The processes above can produce the following possible knowledge fusion results:

  • A new knowledge object created from data/information (the result of the process 1);

  • A new knowledge type or knowledge product (service, process, technology, etc.) (the result of the process 2);

  • New relations between knowledge objects (the result of the process 3);

  • New capabilities / competencies of a knowledge object (the result of the processes 4 and 5);

  • A new idea how to solve the problem (the result of the process 2); in the informatics terms this result corresponds to a new problem solving method;

  • A solution for the problem (the result of the process 6).

Key Terms in this Chapter

Knowledge Fusion: Knowledge processing resulting in an appearance of new knowledge.

Knowledge Source: A source of data, information, or knowledge, which can be explicitly specified.

Knowledge Fusion Result / Effect: Any new knowledge (new knowledge source, new concept, new property, etc.).

Ontology: Based context model – representation of the situation (context) by means of ontology.

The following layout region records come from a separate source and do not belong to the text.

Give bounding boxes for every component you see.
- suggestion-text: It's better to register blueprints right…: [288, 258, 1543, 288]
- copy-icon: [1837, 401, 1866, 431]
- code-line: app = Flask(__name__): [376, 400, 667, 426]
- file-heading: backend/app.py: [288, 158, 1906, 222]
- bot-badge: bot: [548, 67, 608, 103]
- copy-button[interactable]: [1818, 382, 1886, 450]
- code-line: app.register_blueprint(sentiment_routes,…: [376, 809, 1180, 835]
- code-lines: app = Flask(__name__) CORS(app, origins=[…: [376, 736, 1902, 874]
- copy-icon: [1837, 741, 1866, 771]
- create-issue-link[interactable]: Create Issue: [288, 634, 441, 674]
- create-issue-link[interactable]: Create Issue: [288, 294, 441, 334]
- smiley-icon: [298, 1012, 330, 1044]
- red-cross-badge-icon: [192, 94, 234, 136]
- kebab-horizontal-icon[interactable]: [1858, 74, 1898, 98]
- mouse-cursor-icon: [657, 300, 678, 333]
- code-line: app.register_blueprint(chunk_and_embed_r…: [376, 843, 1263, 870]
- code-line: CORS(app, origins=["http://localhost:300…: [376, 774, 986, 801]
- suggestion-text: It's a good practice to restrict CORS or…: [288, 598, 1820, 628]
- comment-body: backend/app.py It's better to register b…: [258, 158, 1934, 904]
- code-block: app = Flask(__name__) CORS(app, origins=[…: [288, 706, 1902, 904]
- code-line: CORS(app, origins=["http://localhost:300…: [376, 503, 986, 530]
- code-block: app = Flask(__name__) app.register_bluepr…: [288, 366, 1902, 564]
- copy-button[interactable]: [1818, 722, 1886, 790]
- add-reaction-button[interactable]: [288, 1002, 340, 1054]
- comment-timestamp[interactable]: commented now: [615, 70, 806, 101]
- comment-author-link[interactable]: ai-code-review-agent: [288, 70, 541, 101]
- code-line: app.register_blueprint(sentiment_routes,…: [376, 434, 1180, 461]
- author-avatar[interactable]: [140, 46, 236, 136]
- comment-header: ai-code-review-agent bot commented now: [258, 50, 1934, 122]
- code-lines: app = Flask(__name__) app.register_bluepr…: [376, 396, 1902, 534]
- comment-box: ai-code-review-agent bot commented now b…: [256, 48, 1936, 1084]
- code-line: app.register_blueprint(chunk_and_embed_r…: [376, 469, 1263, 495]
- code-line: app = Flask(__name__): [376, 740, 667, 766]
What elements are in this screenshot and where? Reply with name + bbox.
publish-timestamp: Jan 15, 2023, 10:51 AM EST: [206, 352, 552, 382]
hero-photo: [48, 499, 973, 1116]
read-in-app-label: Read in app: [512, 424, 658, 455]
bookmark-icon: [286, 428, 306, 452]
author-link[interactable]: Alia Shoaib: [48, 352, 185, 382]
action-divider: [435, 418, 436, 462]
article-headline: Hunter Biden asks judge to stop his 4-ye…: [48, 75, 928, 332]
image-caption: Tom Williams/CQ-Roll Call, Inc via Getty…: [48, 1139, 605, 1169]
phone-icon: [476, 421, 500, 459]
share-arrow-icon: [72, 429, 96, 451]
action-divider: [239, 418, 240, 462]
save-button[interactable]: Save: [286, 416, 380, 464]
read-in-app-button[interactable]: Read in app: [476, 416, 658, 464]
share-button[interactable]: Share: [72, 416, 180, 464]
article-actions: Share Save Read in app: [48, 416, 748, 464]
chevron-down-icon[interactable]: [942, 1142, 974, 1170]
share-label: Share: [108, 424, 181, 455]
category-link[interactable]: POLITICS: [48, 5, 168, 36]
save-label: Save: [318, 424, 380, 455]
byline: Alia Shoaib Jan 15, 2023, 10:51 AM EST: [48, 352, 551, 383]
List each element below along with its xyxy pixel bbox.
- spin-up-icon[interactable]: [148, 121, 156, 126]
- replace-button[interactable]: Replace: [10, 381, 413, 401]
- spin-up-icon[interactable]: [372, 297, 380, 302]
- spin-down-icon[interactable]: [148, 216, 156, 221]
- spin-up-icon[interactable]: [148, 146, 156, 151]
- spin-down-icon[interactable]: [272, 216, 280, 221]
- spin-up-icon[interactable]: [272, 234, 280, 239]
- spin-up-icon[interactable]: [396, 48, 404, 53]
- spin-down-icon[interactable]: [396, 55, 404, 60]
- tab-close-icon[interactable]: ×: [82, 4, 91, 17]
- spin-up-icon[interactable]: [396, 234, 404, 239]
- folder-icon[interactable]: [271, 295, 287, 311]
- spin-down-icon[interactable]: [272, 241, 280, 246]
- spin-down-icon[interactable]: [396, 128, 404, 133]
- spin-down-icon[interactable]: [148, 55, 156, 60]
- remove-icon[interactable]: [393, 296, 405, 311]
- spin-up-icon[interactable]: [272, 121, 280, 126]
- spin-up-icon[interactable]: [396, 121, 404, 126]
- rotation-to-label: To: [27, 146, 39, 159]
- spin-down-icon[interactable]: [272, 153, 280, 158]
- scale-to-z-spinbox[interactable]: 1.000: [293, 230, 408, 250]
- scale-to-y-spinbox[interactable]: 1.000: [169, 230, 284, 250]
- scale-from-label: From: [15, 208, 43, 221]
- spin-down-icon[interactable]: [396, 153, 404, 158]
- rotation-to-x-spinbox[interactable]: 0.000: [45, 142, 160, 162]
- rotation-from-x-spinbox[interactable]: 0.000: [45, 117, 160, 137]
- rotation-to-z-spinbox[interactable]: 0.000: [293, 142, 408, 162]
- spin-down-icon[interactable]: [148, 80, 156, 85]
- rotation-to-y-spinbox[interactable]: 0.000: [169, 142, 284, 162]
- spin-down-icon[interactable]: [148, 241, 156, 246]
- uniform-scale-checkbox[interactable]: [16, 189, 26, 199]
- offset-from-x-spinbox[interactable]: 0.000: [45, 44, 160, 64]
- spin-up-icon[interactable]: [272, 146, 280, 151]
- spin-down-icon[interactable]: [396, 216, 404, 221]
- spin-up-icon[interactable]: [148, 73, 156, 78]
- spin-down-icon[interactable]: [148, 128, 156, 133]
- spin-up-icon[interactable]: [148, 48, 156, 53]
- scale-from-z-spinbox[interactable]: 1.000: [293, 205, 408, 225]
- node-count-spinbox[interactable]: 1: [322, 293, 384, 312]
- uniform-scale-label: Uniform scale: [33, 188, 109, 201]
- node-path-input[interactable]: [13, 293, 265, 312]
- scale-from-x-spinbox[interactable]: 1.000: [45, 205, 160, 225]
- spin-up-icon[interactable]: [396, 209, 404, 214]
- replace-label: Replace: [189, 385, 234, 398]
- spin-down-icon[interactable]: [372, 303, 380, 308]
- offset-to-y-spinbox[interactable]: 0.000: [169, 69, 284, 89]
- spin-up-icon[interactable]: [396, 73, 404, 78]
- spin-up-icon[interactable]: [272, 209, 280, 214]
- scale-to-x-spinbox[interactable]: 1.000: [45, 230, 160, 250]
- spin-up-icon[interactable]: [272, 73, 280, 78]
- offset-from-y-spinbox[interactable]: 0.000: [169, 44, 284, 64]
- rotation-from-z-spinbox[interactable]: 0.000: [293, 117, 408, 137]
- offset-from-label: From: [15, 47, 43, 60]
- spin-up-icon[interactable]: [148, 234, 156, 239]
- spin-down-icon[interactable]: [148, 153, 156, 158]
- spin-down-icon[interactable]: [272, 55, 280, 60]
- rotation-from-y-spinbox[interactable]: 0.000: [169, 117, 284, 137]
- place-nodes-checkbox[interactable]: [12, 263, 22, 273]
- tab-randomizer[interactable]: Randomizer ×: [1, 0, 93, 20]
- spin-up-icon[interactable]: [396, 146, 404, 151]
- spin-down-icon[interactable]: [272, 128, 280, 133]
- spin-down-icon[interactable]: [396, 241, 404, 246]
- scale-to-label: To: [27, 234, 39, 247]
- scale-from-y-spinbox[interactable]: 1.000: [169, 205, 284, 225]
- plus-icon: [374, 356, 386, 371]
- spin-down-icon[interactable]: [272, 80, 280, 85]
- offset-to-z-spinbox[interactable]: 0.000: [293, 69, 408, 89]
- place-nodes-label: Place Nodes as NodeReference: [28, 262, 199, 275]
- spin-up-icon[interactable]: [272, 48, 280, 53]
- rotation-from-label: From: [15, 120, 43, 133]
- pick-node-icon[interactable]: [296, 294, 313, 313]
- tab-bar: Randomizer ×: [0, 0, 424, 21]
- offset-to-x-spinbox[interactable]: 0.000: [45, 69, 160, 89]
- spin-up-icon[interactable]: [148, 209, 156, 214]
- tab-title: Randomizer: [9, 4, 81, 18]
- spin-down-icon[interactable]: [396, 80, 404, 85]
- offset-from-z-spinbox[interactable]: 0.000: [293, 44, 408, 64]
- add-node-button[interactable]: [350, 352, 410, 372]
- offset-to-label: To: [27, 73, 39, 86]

Autonomous Knowledge Source: A knowledge source having no relations to other sources; the changes in the autonomous source do not produce any changes in other sources.

Non-Autonomous Knowledge Source: A knowledge source relating to other sources; any changes in a non-autonomous knowledge source are passed to the related sources and reflected in them.

Context Aware Decision Support System: A system that uses context to provide the decision maker with a set of decisions that can be made in the current situation.

Context: Information about the situation in which decisions are made.

Constraint Satisfaction Problem: A set of variables (class properties in ontology-based representations) and a set of constraints specifying the allowed values for these variables. A solution for a constraint satisfaction problem is a set of feasible solutions (each solution is represented by a set of ontology instances) such as all the values assigned to the variables satisfy all the constraints.